Julian Young Talks about Nietzsche in Harper's

Here.

4 comments:

AnlamK said...

Hello,

In your Philosophy Bites podcast, you had made the case that 'will to power' wasn't central to Nietzsche's philosophy.

Yet, Julian Young seems to give it a lot of weight in his comments in this interview.

Any thoughts?

Brian Leiter said...

Julian's wrong about lots of things, but it's still a very good philosophical biography!

Philip said...

Nietzsche's description of what music can do one of the best I've heard. "Music … frees me from myself, it sobers me up from myself, as though I survey the scene from a great distance … It is very strange. It is as though I had bathed in some natural element. Life without music is simply an error, exhausting, an exile"

I am happy to have found this blog focused on Nietzsche. I feel that he is misunderstood by many. I look forward to learning more of him.

Anonymous said...

True,

Though I am weary of attributing too much significance to music when it comes to Nietzsche…His later, “mature writings” if you will, seem to point in the direction of a revaluation of music along with much else. Nietzsche’s attempt to translate aesthetic experience along psychological/physiological lines leads him to become suspicious that music perhaps is nearly always the expression of decadence. Both the 1888 fragments in the Notebook ( early 800’s tend to deal with aesthetic phenomena ), the section in Twilight dealing with Aestheticism, and of course, The Case of Wagner, all seem to point in this direction. As Young does point out though, N. still appeals to certain types of music, “light” music that he often associates with Voltaire, Bizet, and his close colleague Heinrich Kostelitz, music which deifies the beauty of life in quite simplistic ( classical taste ) terms.

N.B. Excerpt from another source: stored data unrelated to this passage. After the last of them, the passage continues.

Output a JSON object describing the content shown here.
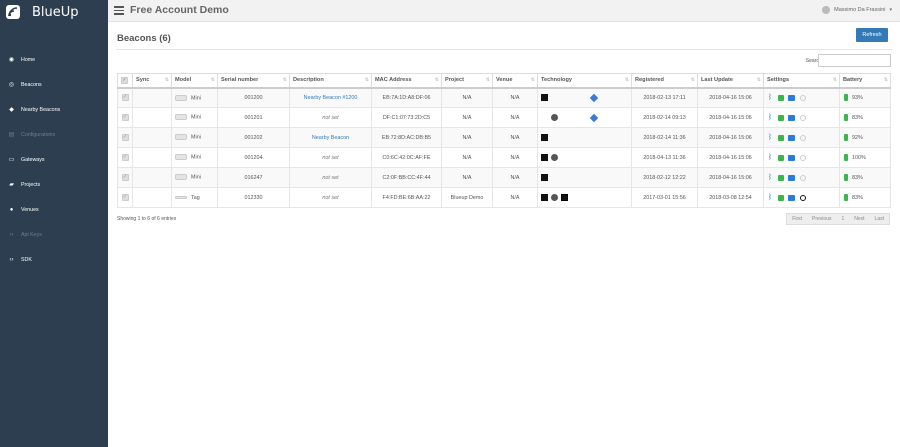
{
  "app": {
    "name": "BlueUp",
    "title": "Free Account Demo",
    "user": "Massimo Da Frassini"
  },
  "nav": [
    {
      "label": "Home",
      "icon": "gauge-icon",
      "disabled": false
    },
    {
      "label": "Beacons",
      "icon": "beacon-icon",
      "disabled": false
    },
    {
      "label": "Nearby Beacons",
      "icon": "nearby-icon",
      "disabled": false
    },
    {
      "label": "Configurations",
      "icon": "config-icon",
      "disabled": true
    },
    {
      "label": "Gateways",
      "icon": "laptop-icon",
      "disabled": false
    },
    {
      "label": "Projects",
      "icon": "folder-icon",
      "disabled": false
    },
    {
      "label": "Venues",
      "icon": "pin-icon",
      "disabled": false
    },
    {
      "label": "Api Keys",
      "icon": "code-icon",
      "disabled": true
    },
    {
      "label": "SDK",
      "icon": "code-icon",
      "disabled": false
    }
  ],
  "page": {
    "title": "Beacons (6)",
    "refresh_label": "Refresh",
    "search_label": "Search:"
  },
  "columns": [
    "Sync",
    "Model",
    "Serial number",
    "Description",
    "MAC Address",
    "Project",
    "Venue",
    "Technology",
    "Registered",
    "Last Update",
    "Settings",
    "Battery"
  ],
  "rows": [
    {
      "model": "Mini",
      "serial": "001200",
      "description": "Nearby Beacon #1200",
      "desc_link": true,
      "mac": "EB:7A:1D:A8:DF:06",
      "project": "N/A",
      "venue": "N/A",
      "tech": [
        "black",
        "",
        "diamond"
      ],
      "registered": "2018-02-13 17:11",
      "updated": "2018-04-16 15:06",
      "last_icon": "circle",
      "battery": "93%"
    },
    {
      "model": "Mini",
      "serial": "001201",
      "description": "not set",
      "desc_link": false,
      "mac": "DF:C1:07:73:2D:C5",
      "project": "N/A",
      "venue": "N/A",
      "tech": [
        "",
        "round",
        "diamond"
      ],
      "registered": "2018-02-14 09:13",
      "updated": "2018-04-16 15:06",
      "last_icon": "circle",
      "battery": "83%"
    },
    {
      "model": "Mini",
      "serial": "001202",
      "description": "Nearby Beacon",
      "desc_link": true,
      "mac": "EB:72:8D:AC:DB:B5",
      "project": "N/A",
      "venue": "N/A",
      "tech": [
        "black"
      ],
      "registered": "2018-02-14 11:36",
      "updated": "2018-04-16 15:06",
      "last_icon": "circle",
      "battery": "92%"
    },
    {
      "model": "Mini",
      "serial": "001204",
      "description": "not set",
      "desc_link": false,
      "mac": "C0:6C:42:0C:AF:FE",
      "project": "N/A",
      "venue": "N/A",
      "tech": [
        "black",
        "round"
      ],
      "registered": "2018-04-13 11:36",
      "updated": "2018-04-16 15:06",
      "last_icon": "circle",
      "battery": "100%"
    },
    {
      "model": "Mini",
      "serial": "016247",
      "description": "not set",
      "desc_link": false,
      "mac": "C2:0F:BB:CC:4F:44",
      "project": "N/A",
      "venue": "N/A",
      "tech": [
        "black"
      ],
      "registered": "2018-02-12 12:22",
      "updated": "2018-04-16 15:06",
      "last_icon": "circle",
      "battery": "83%"
    },
    {
      "model": "Tag",
      "serial": "012330",
      "description": "not set",
      "desc_link": false,
      "mac": "F4:FD:BE:6B:AA:22",
      "project": "Blueup Demo",
      "venue": "N/A",
      "tech": [
        "black",
        "round",
        "box"
      ],
      "registered": "2017-03-01 15:56",
      "updated": "2018-03-08 12:54",
      "last_icon": "dark",
      "battery": "83%"
    }
  ],
  "footer": {
    "info": "Showing 1 to 6 of 6 entries",
    "pager": [
      "First",
      "Previous",
      "1",
      "Next",
      "Last"
    ]
  }
}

For Nietzsche’s mature thought, and potentially his philosophy moving forward if he had not lost his mind, aesthetic experience becomes nothing more than a expression of the “Human type fact” ( per Leiter ) that one is. The Twilight section dealing with aesthetics ( well…they are scattered throughout, but if you have Twilight on hand its hard to miss the aphorisms dealing with aesthetics ) I think makes this clear. This is not to say that N had no place for music, or that music did not have a profound impact on his life, but rather that music in his later philosophy is important only as a means of reading the physiological/psychological needs and drives at work within a human being…also of the need for a “life promoting” music ( see above ) that will seduce us away from decadence ( life negation…Romanticism, Wagner, any type of Redemption in music ) and back to good health ( life affirmation ).